Guncraft Preview: Minecraft-Like Building Leads to Destruction
Minecraft is cool, but it’s missing one important element: guns.
Modders have addressed the lack of shooting implements in Mojang’s building-and-exploration game, but other developers have taken to riffing on the voxel building formula to make some very interesting worlds ready for extensive combat. Guncraft, an indie online shooter currently in open beta, runs with that formula by providing some satisfying gunplay and cool building ideas, allowing players to reshape the world around them — either by adding to it or destroying it.
I got a chance to play around in Guncraft with a few of the game’s developers and other members of the press not long ago, and found the title a fun foray into first-person shooting mechanics. The game excelled in two ways over the standard trappings of the genre: customization of your capabilities and classes, and the ability to build cool, strategic elements.
World of Cube
Guncraft is built on the same cube-based, voxel graphic idea as titles such as Minecraft, with much of the graphical dedication spent on the making-things side, rather than on being pretty. Characters themselves have that sort of cubic LEGO Minifig look, as well, and the name Guncraft will eventually refer to the ability of players to actually build their own firearms.

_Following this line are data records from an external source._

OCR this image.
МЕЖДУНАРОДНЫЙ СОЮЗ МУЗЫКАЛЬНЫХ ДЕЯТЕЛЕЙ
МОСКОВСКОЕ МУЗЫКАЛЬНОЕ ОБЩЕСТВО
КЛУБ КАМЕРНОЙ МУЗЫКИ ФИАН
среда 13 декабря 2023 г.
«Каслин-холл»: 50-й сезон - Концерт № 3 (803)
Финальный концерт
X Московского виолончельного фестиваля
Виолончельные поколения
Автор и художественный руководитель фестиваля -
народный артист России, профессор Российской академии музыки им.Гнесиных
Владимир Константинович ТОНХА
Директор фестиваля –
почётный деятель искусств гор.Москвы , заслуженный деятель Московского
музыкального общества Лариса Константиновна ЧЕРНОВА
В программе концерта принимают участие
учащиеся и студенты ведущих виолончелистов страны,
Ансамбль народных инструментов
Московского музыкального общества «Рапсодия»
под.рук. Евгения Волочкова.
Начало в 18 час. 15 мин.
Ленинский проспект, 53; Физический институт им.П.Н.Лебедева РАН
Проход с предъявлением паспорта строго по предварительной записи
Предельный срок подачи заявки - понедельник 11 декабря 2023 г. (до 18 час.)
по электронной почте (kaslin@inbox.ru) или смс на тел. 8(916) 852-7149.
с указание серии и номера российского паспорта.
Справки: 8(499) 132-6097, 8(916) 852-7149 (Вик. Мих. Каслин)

So the game is a shooter in a voxel world, which means that almost all of it is destructible. Maps often contain buildings of various materials, including steel and glass, as well as wildernessy things like dirt, trees, mountains and so forth. You carry with you a tool that lets you break stuff down into component parts, as well as two other weapons — usually either two guns, or a gun and a support item. Bombs, rockets and gunfire can mess up the environment around you as well, and manipulating your environment is a key strategy in several important ways.

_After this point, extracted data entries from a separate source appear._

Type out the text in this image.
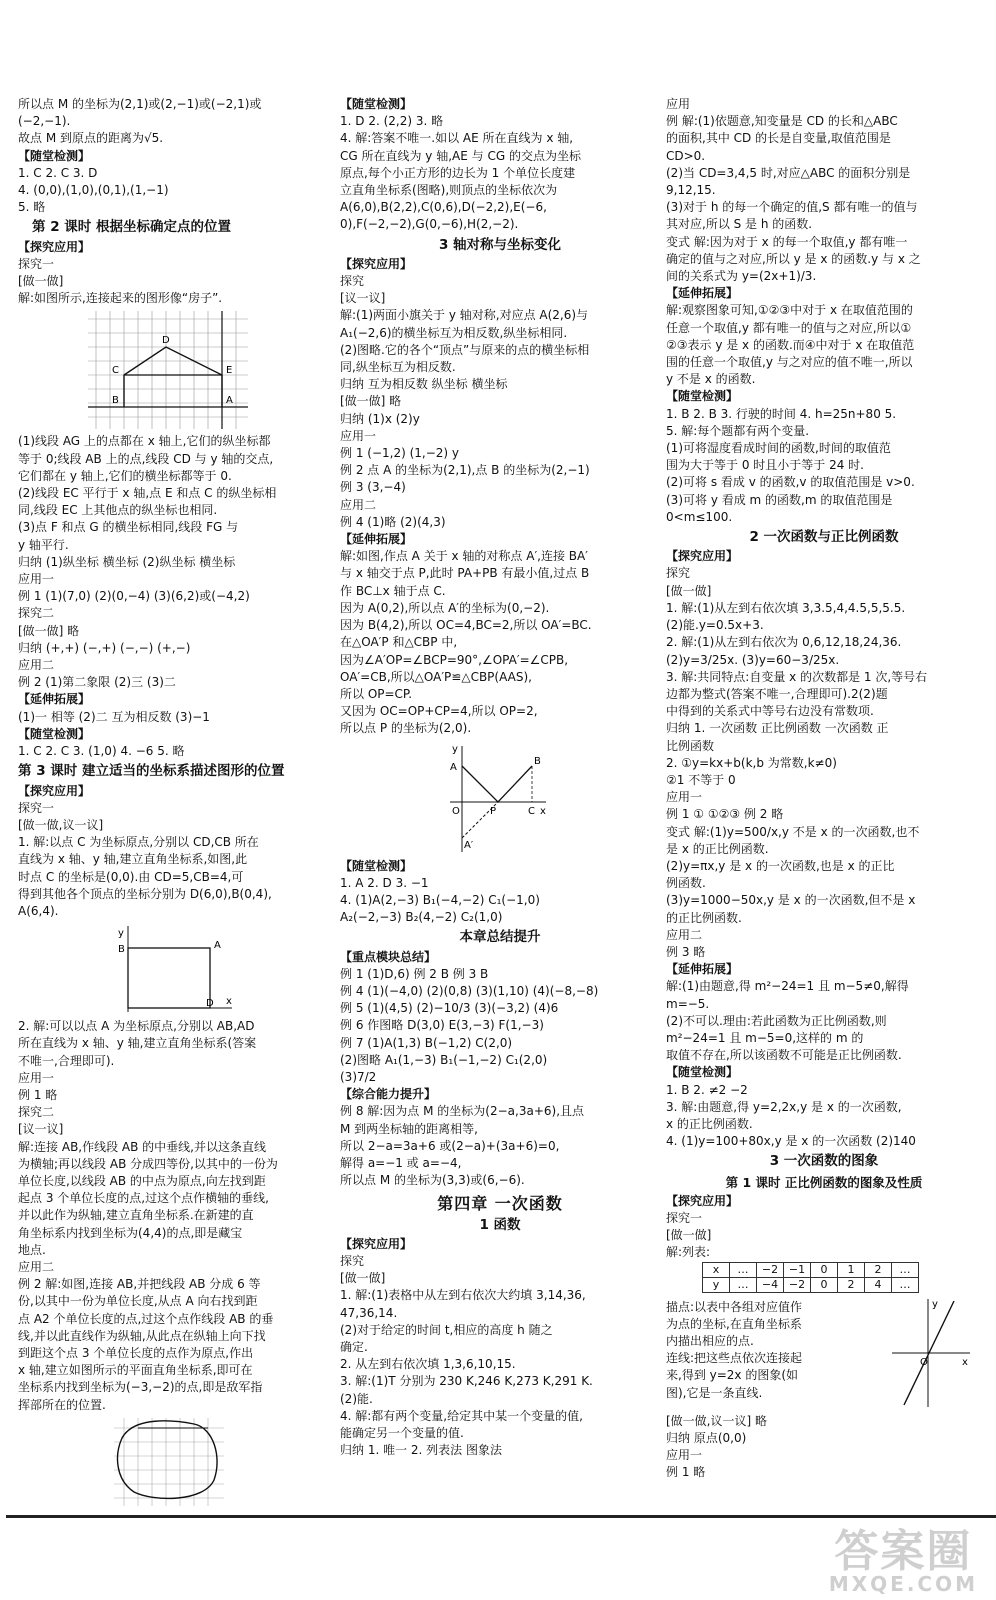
所以点 M 的坐标为(2,1)或(2,−1)或(−2,1)或
(−2,−1).
故点 M 到原点的距离为√5.
【随堂检测】
1. C 2. C 3. D
4. (0,0),(1,0),(0,1),(1,−1)
5. 略
第 2 课时 根据坐标确定点的位置
【探究应用】
探究一
[做一做]
解:如图所示,连接起来的图形像“房子”.
D
E
C
B	A
(1)线段 AG 上的点都在 x 轴上,它们的纵坐标都
等于 0;线段 AB 上的点,线段 CD 与 y 轴的交点,
它们都在 y 轴上,它们的横坐标都等于 0.
(2)线段 EC 平行于 x 轴,点 E 和点 C 的纵坐标相
同,线段 EC 上其他点的纵坐标也相同.
(3)点 F 和点 G 的横坐标相同,线段 FG 与
y 轴平行.
归纳 (1)纵坐标 横坐标 (2)纵坐标 横坐标
应用一
例 1 (1)(7,0) (2)(0,−4) (3)(6,2)或(−4,2)
探究二
[做一做] 略
归纳 (+,+) (−,+) (−,−) (+,−)
应用二
例 2 (1)第二象限 (2)三 (3)二
【延伸拓展】
(1)一 相等 (2)二 互为相反数 (3)−1
【随堂检测】
1. C 2. C 3. (1,0) 4. −6 5. 略
第 3 课时 建立适当的坐标系描述图形的位置
【探究应用】
探究一
[做一做,议一议]
1. 解:以点 C 为坐标原点,分别以 CD,CB 所在
直线为 x 轴、y 轴,建立直角坐标系,如图,此
时点 C 的坐标是(0,0).由 CD=5,CB=4,可
得到其他各个顶点的坐标分别为 D(6,0),B(0,4),
A(6,4).
y
B	A
D x
2. 解:可以以点 A 为坐标原点,分别以 AB,AD
所在直线为 x 轴、y 轴,建立直角坐标系(答案
不唯一,合理即可).
应用一
例 1 略
探究二
[议一议]
解:连接 AB,作线段 AB 的中垂线,并以这条直线
为横轴;再以线段 AB 分成四等份,以其中的一份为
单位长度,以线段 AB 的中点为原点,向左找到距
起点 3 个单位长度的点,过这个点作横轴的垂线,
并以此作为纵轴,建立直角坐标系.在新建的直
角坐标系内找到坐标为(4,4)的点,即是藏宝
地点.
应用二
例 2 解:如图,连接 AB,并把线段 AB 分成 6 等
份,以其中一份为单位长度,从点 A 向右找到距
点 A2 个单位长度的点,过这个点作线段 AB 的垂
线,并以此直线作为纵轴,从此点在纵轴上向下找
到距这个点 3 个单位长度的点作为原点,作出
x 轴,建立如图所示的平面直角坐标系,即可在
坐标系内找到坐标为(−3,−2)的点,即是敌军指
挥部所在的位置.
【随堂检测】
1. D 2. (2,2) 3. 略
4. 解:答案不唯一.如以 AE 所在直线为 x 轴,
CG 所在直线为 y 轴,AE 与 CG 的交点为坐标
原点,每个小正方形的边长为 1 个单位长度建
立直角坐标系(图略),则顶点的坐标依次为
A(6,0),B(2,2),C(0,6),D(−2,2),E(−6,
0),F(−2,−2),G(0,−6),H(2,−2).
3 轴对称与坐标变化
【探究应用】
探究
[议一议]
解:(1)两面小旗关于 y 轴对称,对应点 A(2,6)与
A₁(−2,6)的横坐标互为相反数,纵坐标相同.
(2)图略.它的各个“顶点”与原来的点的横坐标相
同,纵坐标互为相反数.
归纳 互为相反数 纵坐标 横坐标
[做一做] 略
归纳 (1)x (2)y
应用一
例 1 (−1,2) (1,−2) y
例 2 点 A 的坐标为(2,1),点 B 的坐标为(2,−1)
例 3 (3,−4)
应用二
例 4 (1)略 (2)(4,3)
【延伸拓展】
解:如图,作点 A 关于 x 轴的对称点 A′,连接 BA′
与 x 轴交于点 P,此时 PA+PB 有最小值,过点 B
作 BC⊥x 轴于点 C.
因为 A(0,2),所以点 A′的坐标为(0,−2).
因为 B(4,2),所以 OC=4,BC=2,所以 OA′=BC.
在△OA′P 和△CBP 中,
因为∠A′OP=∠BCP=90°,∠OPA′=∠CPB,
OA′=CB,所以△OA′P≌△CBP(AAS),
所以 OP=CP.
又因为 OC=OP+CP=4,所以 OP=2,
所以点 P 的坐标为(2,0).
y
A
B
O	P	C x
A′
【随堂检测】
1. A 2. D 3. −1
4. (1)A(2,−3) B₁(−4,−2) C₁(−1,0)
A₂(−2,−3) B₂(4,−2) C₂(1,0)
本章总结提升
【重点模块总结】
例 1 (1)D,6) 例 2 B 例 3 B
例 4 (1)(−4,0) (2)(0,8) (3)(1,10) (4)(−8,−8)
例 5 (1)(4,5) (2)−10/3 (3)(−3,2) (4)6
例 6 作图略 D(3,0) E(3,−3) F(1,−3)
例 7 (1)A(1,3) B(−1,2) C(2,0)
(2)图略 A₁(1,−3) B₁(−1,−2) C₁(2,0)
(3)7/2
【综合能力提升】
例 8 解:因为点 M 的坐标为(2−a,3a+6),且点
M 到两坐标轴的距离相等,
所以 2−a=3a+6 或(2−a)+(3a+6)=0,
解得 a=−1 或 a=−4,
所以点 M 的坐标为(3,3)或(6,−6).
第四章 一次函数
1 函数
【探究应用】
探究
[做一做]
1. 解:(1)表格中从左到右依次大约填 3,14,36,
47,36,14.
(2)对于给定的时间 t,相应的高度 h 随之
确定.
2. 从左到右依次填 1,3,6,10,15.
3. 解:(1)T 分别为 230 K,246 K,273 K,291 K.
(2)能.
4. 解:都有两个变量,给定其中某一个变量的值,
能确定另一个变量的值.
归纳 1. 唯一 2. 列表法 图象法
应用
例 解:(1)依题意,知变量是 CD 的长和△ABC
的面积,其中 CD 的长是自变量,取值范围是
CD>0.
(2)当 CD=3,4,5 时,对应△ABC 的面积分别是
9,12,15.
(3)对于 h 的每一个确定的值,S 都有唯一的值与
其对应,所以 S 是 h 的函数.
变式 解:因为对于 x 的每一个取值,y 都有唯一
确定的值与之对应,所以 y 是 x 的函数.y 与 x 之
间的关系式为 y=(2x+1)/3.
【延伸拓展】
解:观察图象可知,①②③中对于 x 在取值范围的
任意一个取值,y 都有唯一的值与之对应,所以①
②③表示 y 是 x 的函数.而④中对于 x 在取值范
围的任意一个取值,y 与之对应的值不唯一,所以
y 不是 x 的函数.
【随堂检测】
1. B 2. B 3. 行驶的时间 4. h=25n+80 5.
5. 解:每个题都有两个变量.
(1)可将湿度看成时间的函数,时间的取值范
围为大于等于 0 时且小于等于 24 时.
(2)可将 s 看成 v 的函数,v 的取值范围是 v>0.
(3)可将 y 看成 m 的函数,m 的取值范围是
0<m≤100.
2 一次函数与正比例函数
【探究应用】
探究
[做一做]
1. 解:(1)从左到右依次填 3,3.5,4,4.5,5,5.5.
(2)能.y=0.5x+3.
2. 解:(1)从左到右依次为 0,6,12,18,24,36.
(2)y=3/25x. (3)y=60−3/25x.
3. 解:共同特点:自变量 x 的次数都是 1 次,等号右
边都为整式(答案不唯一,合理即可).2(2)题
中得到的关系式中等号右边没有常数项.
归纳 1. 一次函数 正比例函数 一次函数 正
比例函数
2. ①y=kx+b(k,b 为常数,k≠0)
②1 不等于 0
应用一
例 1 ① ①②③ 例 2 略
变式 解:(1)y=500/x,y 不是 x 的一次函数,也不
是 x 的正比例函数.
(2)y=πx,y 是 x 的一次函数,也是 x 的正比
例函数.
(3)y=1000−50x,y 是 x 的一次函数,但不是 x
的正比例函数.
应用二
例 3 略
【延伸拓展】
解:(1)由题意,得 m²−24=1 且 m−5≠0,解得
m=−5.
(2)不可以.理由:若此函数为正比例函数,则
m²−24=1 且 m−5=0,这样的 m 的
取值不存在,所以该函数不可能是正比例函数.
【随堂检测】
1. B 2. ≠2 −2
3. 解:由题意,得 y=2,2x,y 是 x 的一次函数,
x 的正比例函数.
4. (1)y=100+80x,y 是 x 的一次函数 (2)140
3 一次函数的图象
第 1 课时 正比例函数的图象及性质
【探究应用】
探究一
[做一做]
解:列表:
x	…	−2	−1	0	1	2	…
y	…	−4	−2	0	2	4	…
描点:以表中各组对应值作
为点的坐标,在直角坐标系
内描出相应的点.
连线:把这些点依次连接起
来,得到 y=2x 的图象(如
图),它是一条直线.
y
x
O
[做一做,议一议] 略
归纳 原点(0,0)
应用一
例 1 略
答案圈
MXQE.COM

Guncraft is a shooter, so your primary goal is killing other players. But rocking other players’ faces , or lend themselves to objective-based gameplay. You also have the ability to build things, although not in quite the same piecemeal arrangement as in Minecraft. Breaking down items and buildings also is key to some game types, as you’ll actually have to mine the world around you with your tools to provide your team with resources to build important structures. Mining also converts material to your resource pool from which you draw ammo, too, so you might occasionally have to stop fighting and find a safe spot to dig into the ground to keep yourself supplied.
How you manipulate the environment is done with a lot of preparation and planning ahead of time. You don’t build things piece by piece like in Minecraft in the heat of battle — you prefabricate what you need, which means relying on careful planning and strategy.